Iray allows light to bounce around a scene when creating an image. I made a test setup for looking at adjusting the Max Path Length setting under the Optimization tab in the render settings. The light can't get from the left sphere (the only light emitter) to the right sphere, unless it takes an indirect path. The Environment is set to Scene Only and Ground off. The camera headlamp is set off.
The default setting for Max Path Length is "-1" which from what I can tell, allows for the maximum amount of light ray bounces. In my test images, it made for the most light wrapping around the block to get to the other side.
Max Path Length of 1 results in an all black image, except for the all white sphere on the left.
Max Path Length of 3 shows some light wrapping around, but is is clearly limited in being able to get around the block.
Max Path Length of 5 and above shows a result similar to the result for "-1" which is shown in the image. There are a few more light rays that get around with a higher MPL, but it is subtle, and you wouldn't notice it without being able to flip between the images.
So, what sort of performance hit does increasing the ray bounces cause? In 3Delight, there is a huge performance hit for increasing the number of reflections from reflections.
I waited for Iray to reach a number of iterations higher than 300. I recorded the number of iterations, and the time it took (all images were over 5 minutes to render). Then I calculated the number of iterations per second (higher is faster).
MPL .... iterations/second ---------- quality
1 ........... super fast ----------- very very bad 3 ........... 1.02 ------------------ decent 5 ........... 0.97 ------------------ good 7 ........... 0.97 ------------------ good 9 ........... 0.96 ------------------ good 11 .......... 0.98 ------------------ good -1 .......... 0.97 ------------------ good (the best quality)
Now, there is some error in my measurement, due to trying to read the iteration number, and time at the same time, and I did do a bit of web surfing while waiting for the renders, so really anything with MPL of 5 or higher took essentially the same amount of time. And was only about 5% slower than the inferior MPL 3 image.
Now this scene is very simple, and there may be more of a performance hit for a more complex scene, but I would recommend leaving Max Path Length at the default setting of -1 which gives the best image quality, and surprisingly is not noticeably slower than the other settings.
Next time you buy a graphics card, whenever that time may be, get a Nvidia card to take advantage of Iray. Nvidia made Iray, so they make Iray for free, but then you need their cards to fully utilize it.
You can get results with just CPU, but it takes a while, or takes some tricks.
Hey, do you know any of those tricks? I've been struggling lately with optimizing my iray renders. I've never used this engine before and i don't have nvidia card so my renders take literally ages. If you know some good tips to lower the time of render or know some site with such tricks, could you share it with us?
One trick is to render the image much larger, and then use post work to scale it back down.
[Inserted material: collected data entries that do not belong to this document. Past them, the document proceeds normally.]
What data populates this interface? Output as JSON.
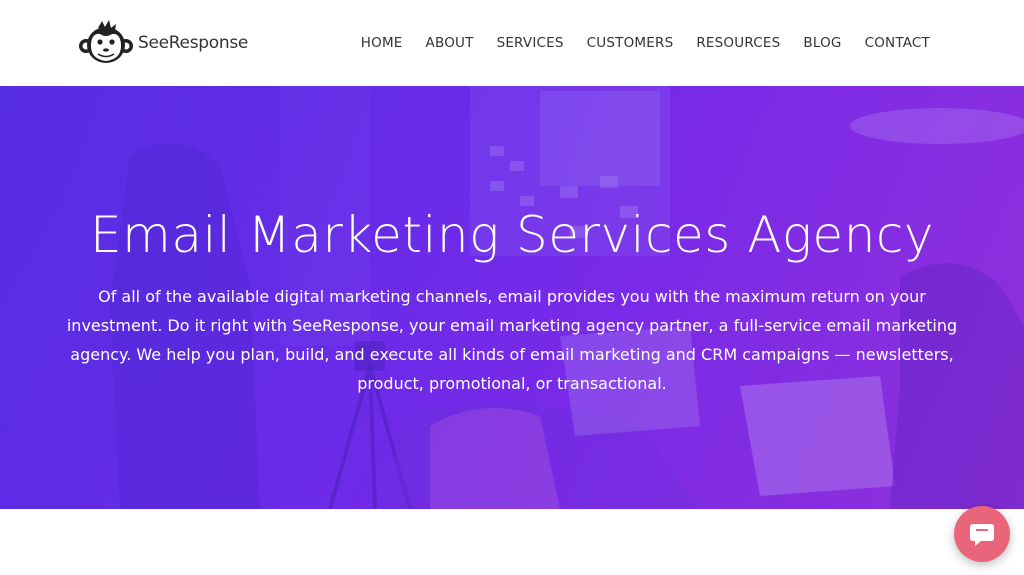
{
  "brand": {
    "name": "SeeResponse",
    "logo_icon": "monkey-head-icon"
  },
  "nav": {
    "items": [
      {
        "label": "HOME"
      },
      {
        "label": "ABOUT"
      },
      {
        "label": "SERVICES"
      },
      {
        "label": "CUSTOMERS"
      },
      {
        "label": "RESOURCES"
      },
      {
        "label": "BLOG"
      },
      {
        "label": "CONTACT"
      }
    ]
  },
  "hero": {
    "title": "Email Marketing Services Agency",
    "description": "Of all of the available digital marketing channels, email provides you with the maximum return on your investment. Do it right with SeeResponse, your email marketing agency partner, a full-service email marketing agency. We help you plan, build, and execute all kinds of email marketing and CRM campaigns — newsletters, product, promotional, or transactional."
  },
  "chat": {
    "icon": "chat-bubble-icon",
    "color": "#e8657a"
  },
  "colors": {
    "hero_start": "#5a2fe0",
    "hero_end": "#8a2fd8"
  }
}
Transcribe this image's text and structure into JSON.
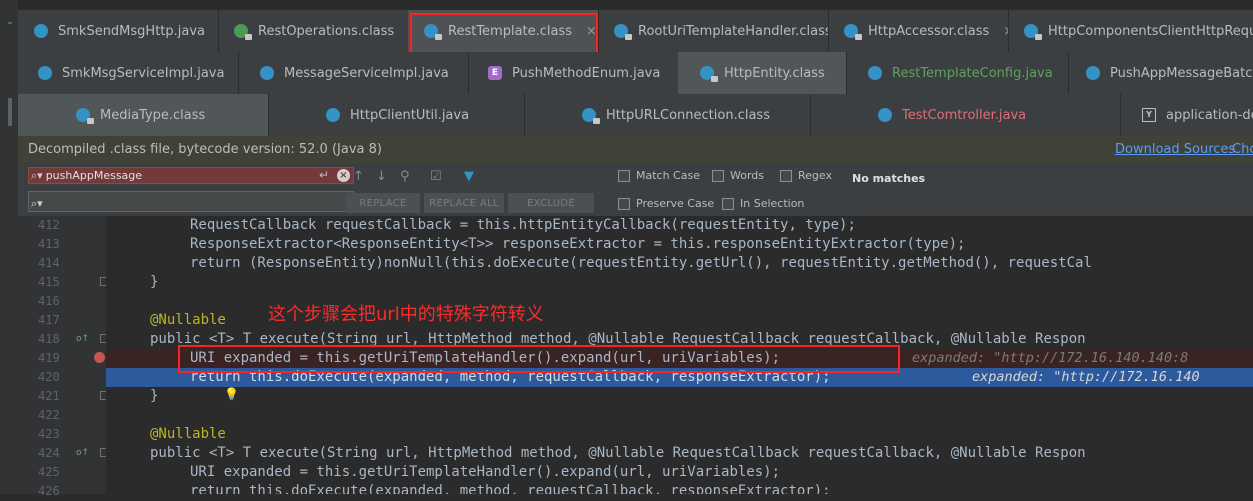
{
  "tabs_row1": [
    {
      "label": "SmkSendMsgHttp.java",
      "icon": "class-icon"
    },
    {
      "label": "RestOperations.class",
      "icon": "interface-icon"
    },
    {
      "label": "RestTemplate.class",
      "icon": "class-icon",
      "active": true
    },
    {
      "label": "RootUriTemplateHandler.class",
      "icon": "class-icon"
    },
    {
      "label": "HttpAccessor.class",
      "icon": "class-icon"
    },
    {
      "label": "HttpComponentsClientHttpRequest",
      "icon": "class-icon"
    }
  ],
  "tabs_row2": [
    {
      "label": "SmkMsgServiceImpl.java",
      "icon": "class-icon"
    },
    {
      "label": "MessageServiceImpl.java",
      "icon": "class-icon"
    },
    {
      "label": "PushMethodEnum.java",
      "icon": "enum-icon"
    },
    {
      "label": "HttpEntity.class",
      "icon": "class-icon"
    },
    {
      "label": "RestTemplateConfig.java",
      "icon": "class-icon"
    },
    {
      "label": "PushAppMessageBatchH",
      "icon": "class-icon"
    }
  ],
  "tabs_row3": [
    {
      "label": "MediaType.class",
      "icon": "class-icon"
    },
    {
      "label": "HttpClientUtil.java",
      "icon": "class-icon"
    },
    {
      "label": "HttpURLConnection.class",
      "icon": "class-icon"
    },
    {
      "label": "TestComtroller.java",
      "icon": "class-icon"
    },
    {
      "label": "application-de",
      "icon": "yml-icon"
    }
  ],
  "close_glyph": "×",
  "infobar": {
    "text": "Decompiled .class file, bytecode version: 52.0 (Java 8)",
    "download_link": "Download Sources",
    "choose_link": "Cho"
  },
  "find": {
    "search_value": "pushAppMessage",
    "buttons": [
      "REPLACE",
      "REPLACE ALL",
      "EXCLUDE"
    ],
    "options": [
      "Match Case",
      "Words",
      "Regex",
      "Preserve Case",
      "In Selection"
    ],
    "status": "No matches"
  },
  "note": "这个步骤会把url中的特殊字符转义",
  "code_lines": [
    {
      "num": "412",
      "text": "RequestCallback requestCallback = this.httpEntityCallback(requestEntity, type);"
    },
    {
      "num": "413",
      "text": "ResponseExtractor<ResponseEntity<T>> responseExtractor = this.responseEntityExtractor(type);"
    },
    {
      "num": "414",
      "text": "return (ResponseEntity)nonNull(this.doExecute(requestEntity.getUrl(), requestEntity.getMethod(), requestCal"
    },
    {
      "num": "415",
      "text": "}"
    },
    {
      "num": "416",
      "text": ""
    },
    {
      "num": "417",
      "text": "@Nullable"
    },
    {
      "num": "418",
      "text": "public <T> T execute(String url, HttpMethod method, @Nullable RequestCallback requestCallback, @Nullable Respon"
    },
    {
      "num": "419",
      "text": "URI expanded = this.getUriTemplateHandler().expand(url, uriVariables);",
      "inline": "expanded: \"http://172.16.140.140:8"
    },
    {
      "num": "420",
      "text": "return this.doExecute(expanded, method, requestCallback, responseExtractor);",
      "inline": "expanded: \"http://172.16.140"
    },
    {
      "num": "421",
      "text": "}"
    },
    {
      "num": "422",
      "text": ""
    },
    {
      "num": "423",
      "text": "@Nullable"
    },
    {
      "num": "424",
      "text": "public <T> T execute(String url, HttpMethod method, @Nullable RequestCallback requestCallback, @Nullable Respon"
    },
    {
      "num": "425",
      "text": "URI expanded = this.getUriTemplateHandler().expand(url, uriVariables);"
    },
    {
      "num": "426",
      "text": "return this.doExecute(expanded, method, requestCallback, responseExtractor);"
    }
  ],
  "colors": {
    "keyword": "#cc7832",
    "annotation": "#bbb529",
    "string": "#6a8759",
    "highlight": "#2d5a9c",
    "annotation_red": "#ff2020"
  }
}
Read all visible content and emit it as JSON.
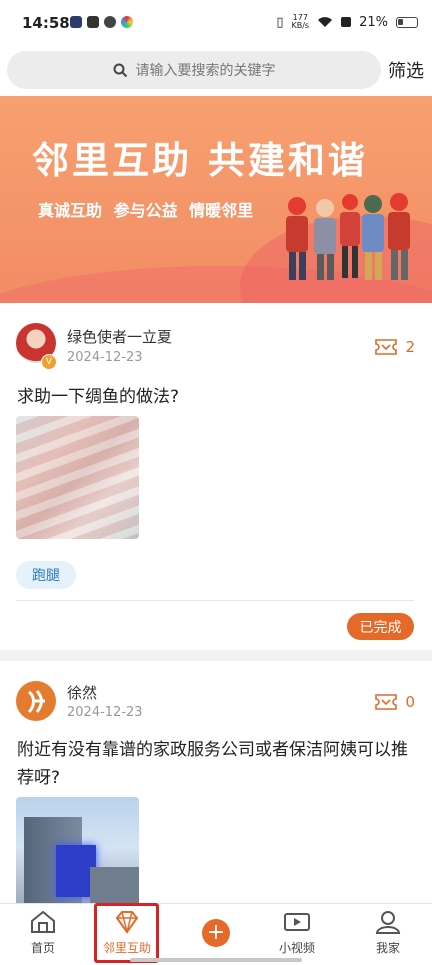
{
  "status_bar": {
    "time": "14:58",
    "net_speed_value": "177",
    "net_speed_unit": "KB/s",
    "battery": "21%"
  },
  "search": {
    "placeholder": "请输入要搜索的关键字",
    "filter_label": "筛选"
  },
  "banner": {
    "title": "邻里互助 共建和谐",
    "subtitle": "真诚互助  参与公益  情暖邻里"
  },
  "posts": [
    {
      "user": "绿色使者一立夏",
      "date": "2024-12-23",
      "reward": "2",
      "title": "求助一下绸鱼的做法?",
      "tag": "跑腿",
      "status": "已完成"
    },
    {
      "user": "徐然",
      "date": "2024-12-23",
      "reward": "0",
      "title": "附近有没有靠谱的家政服务公司或者保洁阿姨可以推荐呀?"
    }
  ],
  "nav": {
    "home": "首页",
    "help": "邻里互助",
    "video": "小视频",
    "me": "我家"
  },
  "colors": {
    "accent": "#e56a2a",
    "tag_text": "#2a79c2",
    "highlight": "#d62424"
  }
}
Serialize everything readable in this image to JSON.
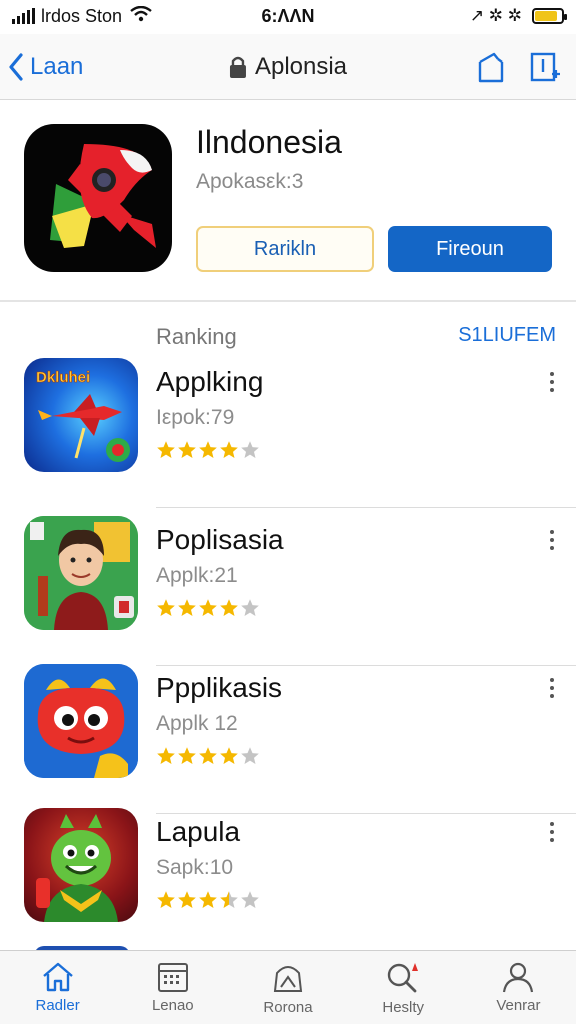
{
  "status_bar": {
    "carrier": "lrdos Ston",
    "time": "6:ΛΛN",
    "right_glyphs": "↗ ✲ ✲",
    "battery_level": 0.85
  },
  "nav": {
    "back_label": "Laan",
    "title": "Aplonsia"
  },
  "hero": {
    "title": "Ilndonesia",
    "subtitle": "Apokasεk:3",
    "button_secondary": "Rarikln",
    "button_primary": "Fireoun"
  },
  "section": {
    "label": "Ranking",
    "link": "S1LIUFEM"
  },
  "apps": [
    {
      "name": "Applking",
      "sub": "Iεpok:79",
      "rating": 4,
      "icon": "rocket-jet-icon",
      "badge": "Dkluhei"
    },
    {
      "name": "Poplisasia",
      "sub": "Applk:21",
      "rating": 4,
      "icon": "boy-portrait-icon"
    },
    {
      "name": "Ppplikasis",
      "sub": "Applk 12",
      "rating": 4,
      "icon": "red-monster-icon"
    },
    {
      "name": "Lapula",
      "sub": "Sapk:10",
      "rating": 3.5,
      "icon": "green-creature-icon"
    }
  ],
  "tabs": [
    {
      "label": "Radler",
      "icon": "home-icon",
      "active": true
    },
    {
      "label": "Lenao",
      "icon": "calendar-icon",
      "active": false
    },
    {
      "label": "Rorona",
      "icon": "mountain-icon",
      "active": false
    },
    {
      "label": "Heslty",
      "icon": "search-icon",
      "active": false
    },
    {
      "label": "Venrar",
      "icon": "person-icon",
      "active": false
    }
  ],
  "colors": {
    "accent": "#1a6ed8",
    "primary_button": "#1466c6",
    "star_filled": "#f5b800",
    "star_empty": "#c4c4c4"
  }
}
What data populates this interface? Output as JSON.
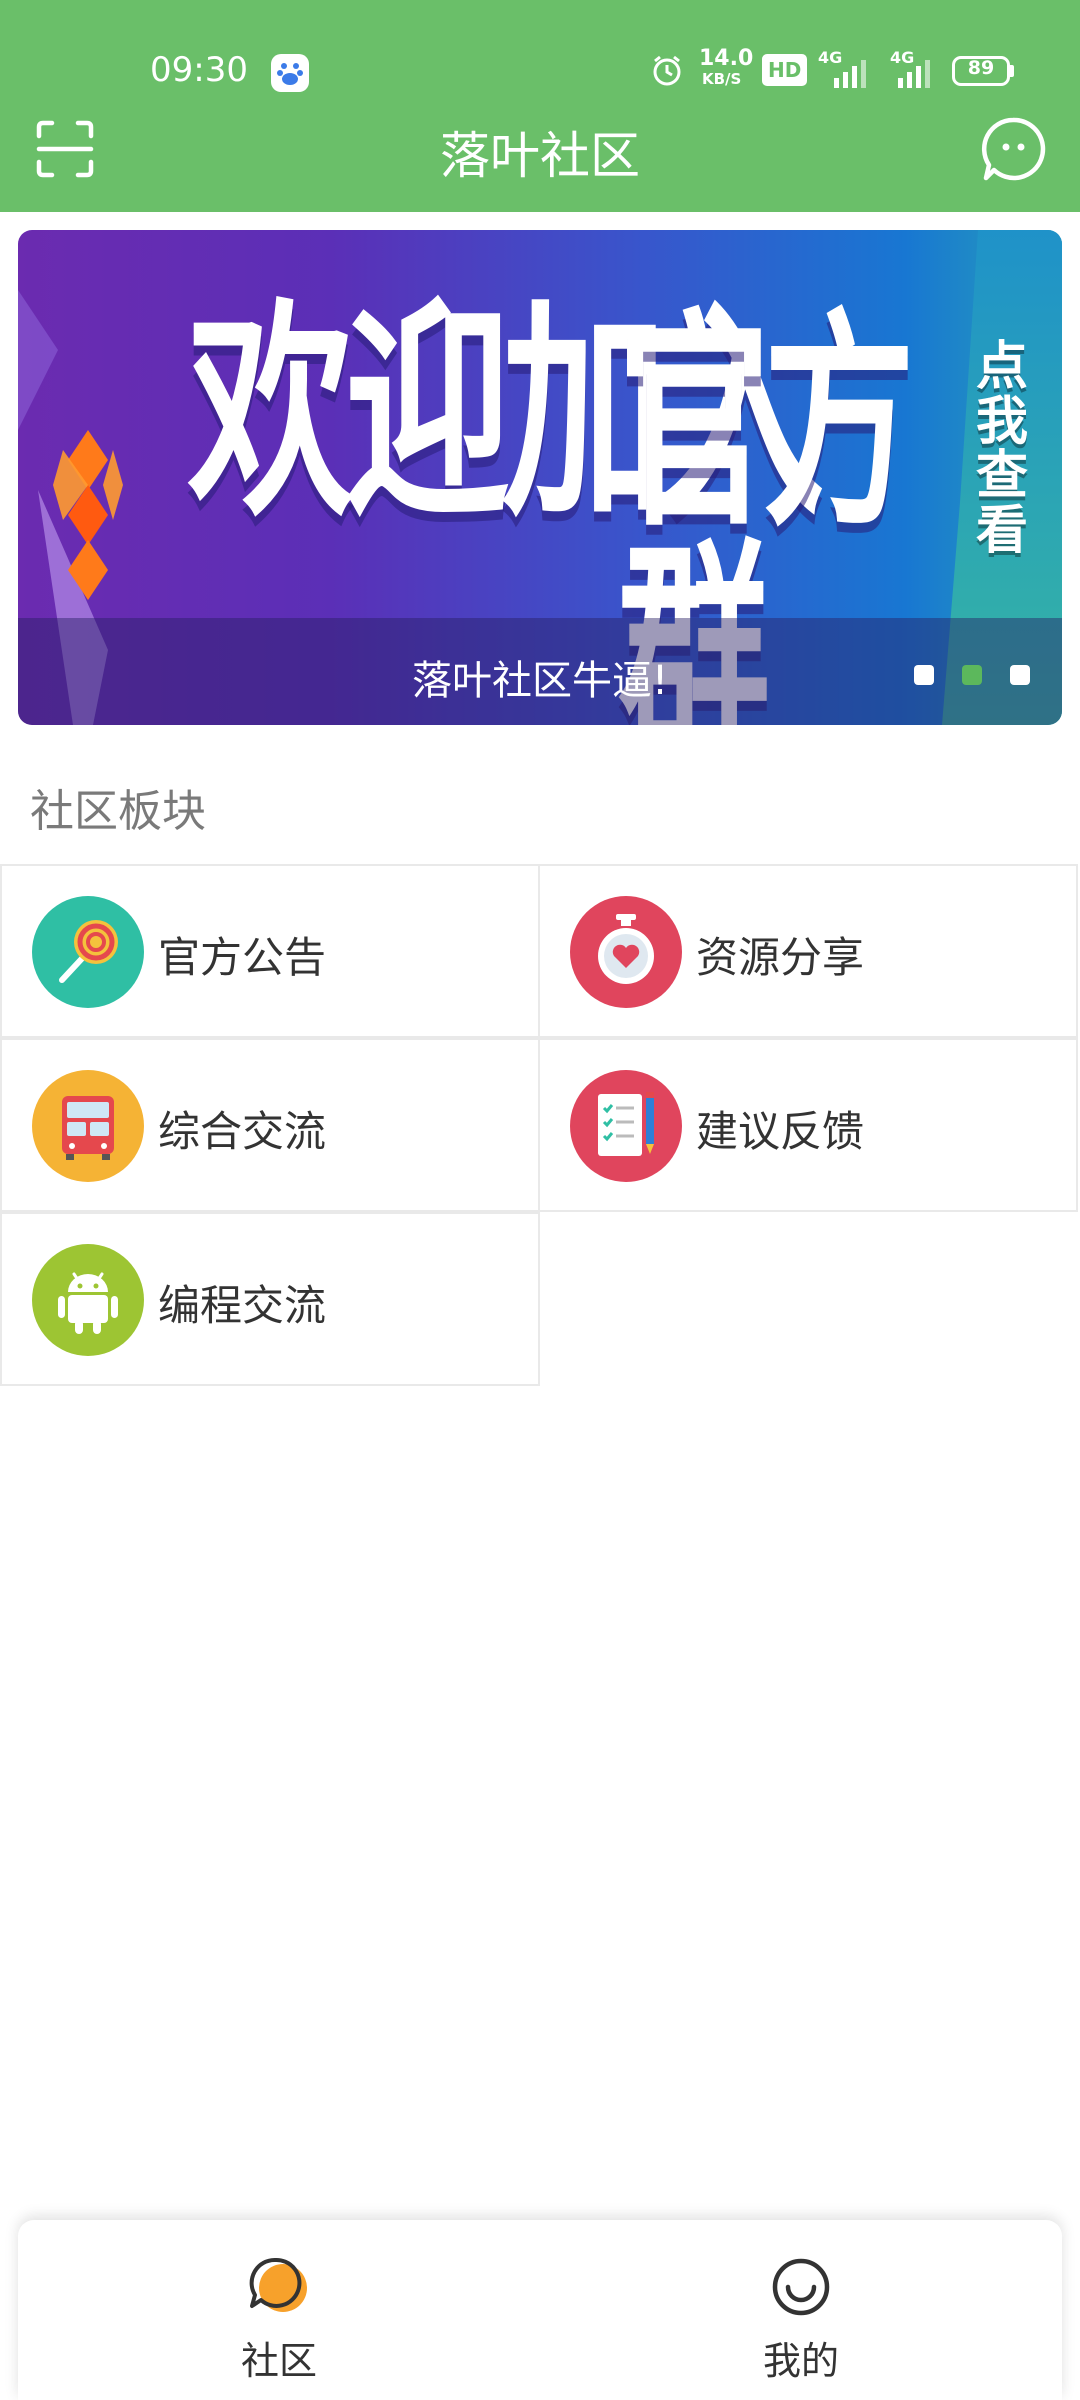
{
  "status_bar": {
    "time": "09:30",
    "speed": "14.0",
    "speed_unit": "KB/S",
    "hd": "HD",
    "net1": "4G",
    "net2": "4G",
    "battery": "89"
  },
  "header": {
    "title": "落叶社区",
    "scan_icon": "scan-icon",
    "message_icon": "message-icon",
    "background": "#6abf69"
  },
  "banner": {
    "headline_1": "欢迎加入",
    "headline_2": "官方群",
    "side_text": "点我查看",
    "caption": "落叶社区牛逼!",
    "active_dot": 2,
    "dot_count": 3
  },
  "section": {
    "title": "社区板块"
  },
  "boards": [
    {
      "label": "官方公告",
      "icon": "lollipop-icon",
      "color": "#2fbfa4"
    },
    {
      "label": "资源分享",
      "icon": "stopwatch-heart-icon",
      "color": "#e0455d"
    },
    {
      "label": "综合交流",
      "icon": "bus-icon",
      "color": "#f5b335"
    },
    {
      "label": "建议反馈",
      "icon": "checklist-icon",
      "color": "#e0455d"
    },
    {
      "label": "编程交流",
      "icon": "android-icon",
      "color": "#9dc533"
    }
  ],
  "bottom_nav": {
    "items": [
      {
        "label": "社区",
        "icon": "chat-bubble-icon",
        "active": true
      },
      {
        "label": "我的",
        "icon": "smiley-icon",
        "active": false
      }
    ]
  }
}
So if you want a 1500x1500 image, render it at 3000x3000. It will be grainy, but in postwork give it a 1 pixel radius Gaussian blur, and then scale it down to 1500x1500.
Another trick is to render the whole scene to OK quality. Then go back and use the spot render tool (set to New Window in tool settings) to render the important parts at a higher quality. Since it is working on a smaller area, it goes a lot faster.
Brightly lit scenes with light coming from multiple directions will render to a higher quality faster.
Finally, just accept that your work is going to have graininess to it, cause you don't have the Nvidia card.
The material is set to not reflect, but it does scatter the light that hits it. The scene is symmetrical, except for one sphere is set to emit light, and the camera is at an angle to show the geometry.
I was going to show a bunch of images showing how the number of light bounces affects the image, but for images with 5+ bounces they were almost identical. And then, because all the renders for 5 bounces or more rendered in essentially the same amount of time, I recommended using the 'unlimited' bounce setting, as that gives the best quality without a performance hit.